Comparing generative AI and expert feedback to students’ writing: Insights from student teachers

Journal articleResearchPeer reviewed

Publication data


ByThorben Jansen, Lars Höft, Luca Bahr, Johanna Fleckenstein, Jens Möller, Olaf Köller, Jennifer Meyer
Original languageEnglish
Published inPsychologie in Erziehung und Unterricht, 71(2)
Pages80-92
Editor (Publisher)Ernst Reinhardt Verlag
ISSN0342-183X
DOI/Linkhttps://doi.org/10.2378/peu2024.art08d (Open Access)
Publication statusPublished – 04.2024

Feedback is crucial for learning complex tasks like writing; yet its creation is time-consuming, often leading to students receiving insufficient feedback. Generative artificial intelligence, particularly Large Language Models (LLMs) like ChatGPT 3.5-Turbo, has been discussed as a solution for providing more feedback.

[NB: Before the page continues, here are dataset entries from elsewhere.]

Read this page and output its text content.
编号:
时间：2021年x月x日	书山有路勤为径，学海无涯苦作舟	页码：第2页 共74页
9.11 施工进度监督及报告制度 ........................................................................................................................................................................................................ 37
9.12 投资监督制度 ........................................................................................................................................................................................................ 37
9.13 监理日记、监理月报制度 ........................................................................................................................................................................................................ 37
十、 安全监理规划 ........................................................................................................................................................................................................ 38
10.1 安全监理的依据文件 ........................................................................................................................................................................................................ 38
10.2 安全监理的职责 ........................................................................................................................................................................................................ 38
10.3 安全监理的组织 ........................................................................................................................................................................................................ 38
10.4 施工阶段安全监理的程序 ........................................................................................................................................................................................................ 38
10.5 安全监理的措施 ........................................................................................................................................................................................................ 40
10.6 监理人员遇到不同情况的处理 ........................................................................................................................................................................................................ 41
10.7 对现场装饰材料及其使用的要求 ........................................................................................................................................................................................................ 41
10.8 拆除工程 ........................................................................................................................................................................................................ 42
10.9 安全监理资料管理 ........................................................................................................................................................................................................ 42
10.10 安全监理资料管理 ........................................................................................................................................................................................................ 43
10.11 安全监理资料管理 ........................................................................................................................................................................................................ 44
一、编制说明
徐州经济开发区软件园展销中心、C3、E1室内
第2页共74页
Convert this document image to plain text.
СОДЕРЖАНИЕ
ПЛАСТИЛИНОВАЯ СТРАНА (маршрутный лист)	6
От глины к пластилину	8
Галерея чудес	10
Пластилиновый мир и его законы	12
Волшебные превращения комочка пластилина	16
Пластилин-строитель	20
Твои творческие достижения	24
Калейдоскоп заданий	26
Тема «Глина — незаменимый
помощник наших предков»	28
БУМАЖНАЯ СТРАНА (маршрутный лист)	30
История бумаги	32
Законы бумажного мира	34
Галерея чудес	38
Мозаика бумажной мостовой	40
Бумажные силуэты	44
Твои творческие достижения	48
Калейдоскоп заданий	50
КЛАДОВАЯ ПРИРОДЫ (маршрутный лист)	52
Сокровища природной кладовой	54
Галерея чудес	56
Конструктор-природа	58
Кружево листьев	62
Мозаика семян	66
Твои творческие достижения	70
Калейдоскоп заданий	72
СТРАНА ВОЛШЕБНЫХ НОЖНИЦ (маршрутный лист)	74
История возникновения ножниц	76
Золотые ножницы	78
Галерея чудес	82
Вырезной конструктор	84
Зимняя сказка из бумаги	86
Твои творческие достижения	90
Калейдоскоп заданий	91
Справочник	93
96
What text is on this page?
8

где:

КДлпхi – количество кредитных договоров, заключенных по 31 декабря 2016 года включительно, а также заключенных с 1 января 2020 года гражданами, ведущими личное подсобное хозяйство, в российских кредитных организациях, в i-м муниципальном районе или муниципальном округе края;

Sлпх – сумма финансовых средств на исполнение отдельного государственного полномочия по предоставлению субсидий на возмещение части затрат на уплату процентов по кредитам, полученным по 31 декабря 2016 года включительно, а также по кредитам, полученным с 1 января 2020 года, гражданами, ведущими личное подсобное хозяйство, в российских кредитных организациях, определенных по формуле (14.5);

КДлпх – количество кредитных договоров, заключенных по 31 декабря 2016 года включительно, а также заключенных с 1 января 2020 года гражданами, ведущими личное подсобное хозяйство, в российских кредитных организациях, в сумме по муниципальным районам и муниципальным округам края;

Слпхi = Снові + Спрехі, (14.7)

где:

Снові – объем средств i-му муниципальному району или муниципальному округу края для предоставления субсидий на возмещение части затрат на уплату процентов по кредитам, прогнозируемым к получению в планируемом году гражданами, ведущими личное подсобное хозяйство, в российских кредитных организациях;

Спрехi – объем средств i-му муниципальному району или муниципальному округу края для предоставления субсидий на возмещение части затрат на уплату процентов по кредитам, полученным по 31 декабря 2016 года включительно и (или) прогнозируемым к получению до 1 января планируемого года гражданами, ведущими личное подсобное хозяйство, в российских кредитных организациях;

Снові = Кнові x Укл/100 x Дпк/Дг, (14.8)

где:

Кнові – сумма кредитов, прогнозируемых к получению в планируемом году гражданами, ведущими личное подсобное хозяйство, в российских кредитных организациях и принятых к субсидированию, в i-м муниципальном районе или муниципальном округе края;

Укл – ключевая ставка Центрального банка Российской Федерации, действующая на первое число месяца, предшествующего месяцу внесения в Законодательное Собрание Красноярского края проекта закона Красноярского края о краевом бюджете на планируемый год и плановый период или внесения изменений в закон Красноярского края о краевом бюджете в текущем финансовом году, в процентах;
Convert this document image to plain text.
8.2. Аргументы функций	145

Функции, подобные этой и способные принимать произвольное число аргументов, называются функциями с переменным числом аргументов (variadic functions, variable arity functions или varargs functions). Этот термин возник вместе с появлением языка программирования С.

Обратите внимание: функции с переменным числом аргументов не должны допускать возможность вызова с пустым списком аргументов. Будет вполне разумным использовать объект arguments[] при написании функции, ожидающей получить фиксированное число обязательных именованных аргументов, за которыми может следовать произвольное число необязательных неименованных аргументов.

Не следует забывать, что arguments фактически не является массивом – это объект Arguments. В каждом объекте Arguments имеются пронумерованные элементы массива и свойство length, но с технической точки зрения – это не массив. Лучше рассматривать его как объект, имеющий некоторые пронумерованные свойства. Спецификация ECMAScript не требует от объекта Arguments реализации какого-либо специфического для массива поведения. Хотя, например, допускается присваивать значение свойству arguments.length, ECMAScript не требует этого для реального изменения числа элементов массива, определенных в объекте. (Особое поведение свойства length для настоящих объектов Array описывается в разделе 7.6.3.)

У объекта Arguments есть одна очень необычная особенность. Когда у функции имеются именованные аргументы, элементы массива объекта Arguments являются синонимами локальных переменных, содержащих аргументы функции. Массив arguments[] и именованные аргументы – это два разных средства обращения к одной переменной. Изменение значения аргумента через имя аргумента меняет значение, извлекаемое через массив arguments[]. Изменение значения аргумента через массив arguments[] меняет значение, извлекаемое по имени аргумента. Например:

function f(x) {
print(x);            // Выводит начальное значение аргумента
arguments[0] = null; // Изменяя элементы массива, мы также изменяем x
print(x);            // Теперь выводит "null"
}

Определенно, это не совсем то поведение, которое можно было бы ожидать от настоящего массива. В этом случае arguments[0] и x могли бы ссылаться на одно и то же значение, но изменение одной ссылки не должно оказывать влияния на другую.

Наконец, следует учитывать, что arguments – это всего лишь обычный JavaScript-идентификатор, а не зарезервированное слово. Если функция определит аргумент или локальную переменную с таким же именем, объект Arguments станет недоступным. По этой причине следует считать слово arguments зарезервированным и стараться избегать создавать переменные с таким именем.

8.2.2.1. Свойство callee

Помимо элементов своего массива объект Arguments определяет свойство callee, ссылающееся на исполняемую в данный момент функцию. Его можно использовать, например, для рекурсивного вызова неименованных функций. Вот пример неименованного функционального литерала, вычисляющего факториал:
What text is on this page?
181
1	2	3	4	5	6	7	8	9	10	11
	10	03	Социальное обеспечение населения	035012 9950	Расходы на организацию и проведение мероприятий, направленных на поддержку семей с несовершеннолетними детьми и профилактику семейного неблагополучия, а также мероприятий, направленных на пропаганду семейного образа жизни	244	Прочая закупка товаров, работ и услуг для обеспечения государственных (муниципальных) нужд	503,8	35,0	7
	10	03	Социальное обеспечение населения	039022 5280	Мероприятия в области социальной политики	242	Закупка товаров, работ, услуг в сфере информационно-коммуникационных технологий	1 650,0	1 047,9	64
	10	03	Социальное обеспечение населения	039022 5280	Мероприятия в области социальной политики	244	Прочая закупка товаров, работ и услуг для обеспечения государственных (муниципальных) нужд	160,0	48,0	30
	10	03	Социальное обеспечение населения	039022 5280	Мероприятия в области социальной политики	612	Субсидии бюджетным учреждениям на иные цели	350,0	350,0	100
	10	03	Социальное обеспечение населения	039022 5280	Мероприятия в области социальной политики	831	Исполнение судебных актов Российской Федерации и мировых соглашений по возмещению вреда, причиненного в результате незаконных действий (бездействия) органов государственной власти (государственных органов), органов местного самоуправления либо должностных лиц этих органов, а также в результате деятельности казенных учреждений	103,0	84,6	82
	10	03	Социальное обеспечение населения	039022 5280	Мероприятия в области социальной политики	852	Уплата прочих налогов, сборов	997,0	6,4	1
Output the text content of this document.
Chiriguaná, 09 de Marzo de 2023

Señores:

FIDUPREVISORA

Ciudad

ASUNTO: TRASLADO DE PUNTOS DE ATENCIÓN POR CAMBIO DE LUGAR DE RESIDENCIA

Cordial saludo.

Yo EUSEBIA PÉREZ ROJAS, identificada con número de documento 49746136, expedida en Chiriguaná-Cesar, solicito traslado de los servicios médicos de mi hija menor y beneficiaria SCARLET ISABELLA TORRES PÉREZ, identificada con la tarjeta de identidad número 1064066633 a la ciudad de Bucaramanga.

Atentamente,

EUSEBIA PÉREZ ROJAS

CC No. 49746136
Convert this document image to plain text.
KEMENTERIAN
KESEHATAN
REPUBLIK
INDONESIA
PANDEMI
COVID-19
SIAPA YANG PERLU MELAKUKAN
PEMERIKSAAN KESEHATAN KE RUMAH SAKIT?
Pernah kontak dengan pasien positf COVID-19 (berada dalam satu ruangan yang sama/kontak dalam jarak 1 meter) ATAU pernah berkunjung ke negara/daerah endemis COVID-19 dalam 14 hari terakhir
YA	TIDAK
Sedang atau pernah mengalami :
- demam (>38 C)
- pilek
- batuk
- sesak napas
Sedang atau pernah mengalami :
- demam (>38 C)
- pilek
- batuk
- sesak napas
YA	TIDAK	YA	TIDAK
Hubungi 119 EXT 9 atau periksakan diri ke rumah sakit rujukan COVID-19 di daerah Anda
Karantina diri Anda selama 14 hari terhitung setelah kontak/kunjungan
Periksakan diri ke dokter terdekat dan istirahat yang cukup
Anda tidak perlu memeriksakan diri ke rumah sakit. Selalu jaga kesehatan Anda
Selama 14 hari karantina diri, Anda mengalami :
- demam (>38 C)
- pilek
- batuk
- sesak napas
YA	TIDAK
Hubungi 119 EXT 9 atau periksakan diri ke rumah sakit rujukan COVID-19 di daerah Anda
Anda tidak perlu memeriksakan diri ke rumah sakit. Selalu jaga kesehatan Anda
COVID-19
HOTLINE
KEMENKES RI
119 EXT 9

However, there needs to be more evidence that AI-feedback already meets the quality criteria for classroom use, and studies have yet to investigate whether LLM-generated feedback already seems useful to its potential users. In our study, 89 student teachers evaluated the usefulness of feedback for students’ argumentative writing, comparing LLM against expert-generated feedback without receiving information about the feedback source. Participants rated LLM-generated feedback as useful for revision in 59 % of texts (compared to 88 % for expert feedback). 23 % of the time, participants preferred to give LLM-generated feedback to students. Our discussion focuses on the conditions in which AI-generated feedback might be effectively and appropriately used in educational settings.